Alba dorata, formazione di ispirazione neonazista, non è nuova all’esperienza di vedere i suoi leader in manette. L’intero gruppo parlamentare di Alba Dorata è finito sotto processo nel 2014 con l’accusa di essere al comando di un’organizzazione criminale. 700 le pagine inviate al Parlamento dal procuratore di Atene, Ntogiakos.

Nikos Michaloliakos, duce del partito, in carcere con altri 8 deputati, è accusato di appartenere ad un’organizzazione criminale dedita alle estorsioni, ai tentati omicidi a sfondo razziale e ad un tentativo di colpo di Stato. La retata di nazi eccellenti avvenne all’indomani dell’omicidio del rapper greco Pavlos Fyssas. Tra loro anche il numero due dei servizi segreti greci accusato di fare da sponda ad Alba Dorata.

Oltre ai 18 deputati, alcuni dei quali agli arresti dal settembre 2013, sono accusate altre 49 persone. 66 saranno processati dal Tribunale di Appello a composizione collegiale e una parlamentare, Nikitopoulou, dal Tribunale per i Minori.

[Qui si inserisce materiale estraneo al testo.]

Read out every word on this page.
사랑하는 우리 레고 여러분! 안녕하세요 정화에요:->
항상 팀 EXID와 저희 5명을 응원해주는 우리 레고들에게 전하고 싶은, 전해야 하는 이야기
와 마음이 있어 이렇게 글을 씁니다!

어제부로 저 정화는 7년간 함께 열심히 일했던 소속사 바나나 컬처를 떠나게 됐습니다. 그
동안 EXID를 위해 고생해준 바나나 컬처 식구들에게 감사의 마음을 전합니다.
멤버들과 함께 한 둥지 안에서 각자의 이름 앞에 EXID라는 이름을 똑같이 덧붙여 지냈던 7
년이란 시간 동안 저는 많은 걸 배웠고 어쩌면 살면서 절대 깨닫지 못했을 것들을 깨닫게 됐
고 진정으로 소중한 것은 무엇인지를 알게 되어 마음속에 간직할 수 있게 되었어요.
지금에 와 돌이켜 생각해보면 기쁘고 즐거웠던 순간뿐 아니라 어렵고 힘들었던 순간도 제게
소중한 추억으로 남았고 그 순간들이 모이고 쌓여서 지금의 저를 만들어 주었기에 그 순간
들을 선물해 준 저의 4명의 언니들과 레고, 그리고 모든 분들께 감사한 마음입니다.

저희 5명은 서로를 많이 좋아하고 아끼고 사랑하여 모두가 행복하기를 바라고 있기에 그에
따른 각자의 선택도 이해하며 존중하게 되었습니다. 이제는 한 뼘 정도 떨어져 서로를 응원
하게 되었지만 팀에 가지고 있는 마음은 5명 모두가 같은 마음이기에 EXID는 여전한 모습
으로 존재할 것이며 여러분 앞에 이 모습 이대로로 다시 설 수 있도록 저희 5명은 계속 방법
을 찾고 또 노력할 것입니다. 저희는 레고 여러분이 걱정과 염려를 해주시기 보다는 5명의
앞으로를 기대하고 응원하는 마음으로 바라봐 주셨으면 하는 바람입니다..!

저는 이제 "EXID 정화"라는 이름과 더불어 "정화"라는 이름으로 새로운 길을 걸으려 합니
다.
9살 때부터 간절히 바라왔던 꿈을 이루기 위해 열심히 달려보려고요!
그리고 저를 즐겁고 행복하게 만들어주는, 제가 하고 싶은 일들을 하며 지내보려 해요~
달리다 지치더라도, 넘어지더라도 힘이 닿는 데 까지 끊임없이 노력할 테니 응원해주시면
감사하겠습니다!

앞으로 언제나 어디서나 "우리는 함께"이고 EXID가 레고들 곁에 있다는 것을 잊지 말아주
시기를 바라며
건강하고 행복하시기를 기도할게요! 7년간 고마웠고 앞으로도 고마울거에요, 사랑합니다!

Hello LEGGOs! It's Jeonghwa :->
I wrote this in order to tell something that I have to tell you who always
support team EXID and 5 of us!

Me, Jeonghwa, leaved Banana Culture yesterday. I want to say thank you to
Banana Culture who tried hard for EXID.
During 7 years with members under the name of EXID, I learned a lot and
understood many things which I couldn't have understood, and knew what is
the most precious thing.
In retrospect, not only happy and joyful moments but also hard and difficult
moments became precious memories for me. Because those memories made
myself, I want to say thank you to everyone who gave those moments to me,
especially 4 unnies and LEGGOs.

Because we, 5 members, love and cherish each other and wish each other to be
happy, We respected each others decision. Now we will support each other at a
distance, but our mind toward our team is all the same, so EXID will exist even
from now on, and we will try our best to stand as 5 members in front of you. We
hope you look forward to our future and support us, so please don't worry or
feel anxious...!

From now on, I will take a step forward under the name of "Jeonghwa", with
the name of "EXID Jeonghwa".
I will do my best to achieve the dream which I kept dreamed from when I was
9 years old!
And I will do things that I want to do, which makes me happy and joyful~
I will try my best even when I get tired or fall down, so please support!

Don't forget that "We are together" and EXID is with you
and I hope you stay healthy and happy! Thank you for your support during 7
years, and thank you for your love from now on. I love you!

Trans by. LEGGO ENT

Ma in tutto sono 70 accusati: 67 per la loro appartenenza a un’organizzazione criminale e per altri reati e tre per atti di minor gravità.

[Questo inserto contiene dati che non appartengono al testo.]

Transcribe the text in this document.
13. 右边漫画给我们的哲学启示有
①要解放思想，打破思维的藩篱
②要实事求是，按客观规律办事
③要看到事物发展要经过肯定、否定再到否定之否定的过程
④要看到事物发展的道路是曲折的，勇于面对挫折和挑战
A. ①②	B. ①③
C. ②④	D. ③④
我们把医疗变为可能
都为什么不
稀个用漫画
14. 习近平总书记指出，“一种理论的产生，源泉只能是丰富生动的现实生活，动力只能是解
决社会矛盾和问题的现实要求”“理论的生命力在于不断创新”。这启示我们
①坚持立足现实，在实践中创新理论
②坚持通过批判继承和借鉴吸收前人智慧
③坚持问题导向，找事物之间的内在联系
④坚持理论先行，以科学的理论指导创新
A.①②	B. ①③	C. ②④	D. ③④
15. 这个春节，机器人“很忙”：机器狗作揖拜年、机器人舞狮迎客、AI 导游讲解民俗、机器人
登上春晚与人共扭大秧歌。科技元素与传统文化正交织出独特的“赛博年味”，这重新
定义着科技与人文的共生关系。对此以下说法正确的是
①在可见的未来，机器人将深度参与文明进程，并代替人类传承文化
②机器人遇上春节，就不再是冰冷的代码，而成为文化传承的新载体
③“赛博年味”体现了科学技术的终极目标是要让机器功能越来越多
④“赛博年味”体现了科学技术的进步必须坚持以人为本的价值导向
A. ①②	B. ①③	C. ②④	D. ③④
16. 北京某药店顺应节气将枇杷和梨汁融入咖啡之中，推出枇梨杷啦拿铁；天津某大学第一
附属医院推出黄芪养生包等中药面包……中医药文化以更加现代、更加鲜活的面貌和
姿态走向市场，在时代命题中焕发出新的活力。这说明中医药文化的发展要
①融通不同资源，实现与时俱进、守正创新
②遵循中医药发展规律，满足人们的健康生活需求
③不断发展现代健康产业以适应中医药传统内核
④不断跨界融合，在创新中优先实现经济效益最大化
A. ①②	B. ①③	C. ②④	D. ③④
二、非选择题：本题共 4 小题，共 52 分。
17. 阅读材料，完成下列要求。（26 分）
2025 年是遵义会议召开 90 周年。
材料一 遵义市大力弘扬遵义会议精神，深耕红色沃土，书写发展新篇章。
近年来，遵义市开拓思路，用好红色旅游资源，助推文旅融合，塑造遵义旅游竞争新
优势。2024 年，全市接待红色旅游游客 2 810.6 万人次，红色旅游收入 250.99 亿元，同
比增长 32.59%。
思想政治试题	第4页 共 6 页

Fino all’irruzione sulla vita dei greci delle politiche di austerità, imposte dalla Troika, Alba Dorata era una piccola organizzazione nazional-socialista con alcune centinaia di membri e con una percentuale dello 0,2% alle elezioni. Il 17 giugno 2012 la Grecia scopre che è il quinto partito del paese con il 6,97% dei voti, ed entra in Parlamento con 18 deputati su 300. Squadracce travestite da “cittadini indignati”, prima e dopo le elezioni si sono distinte per violenze contro lavoratori in sciopero, militanti della sinistra e, dalla fine del 2000 si resero protagoniste anche dei primi pogrom contro i migranti. L’organizzazione gode del sostegno di settori del mondo imprenditoriale e di una fortissima all’interno della polizia, come ha scritto in un libro pubblicato in Italia da Fandango, di Dimitri Deliolanes.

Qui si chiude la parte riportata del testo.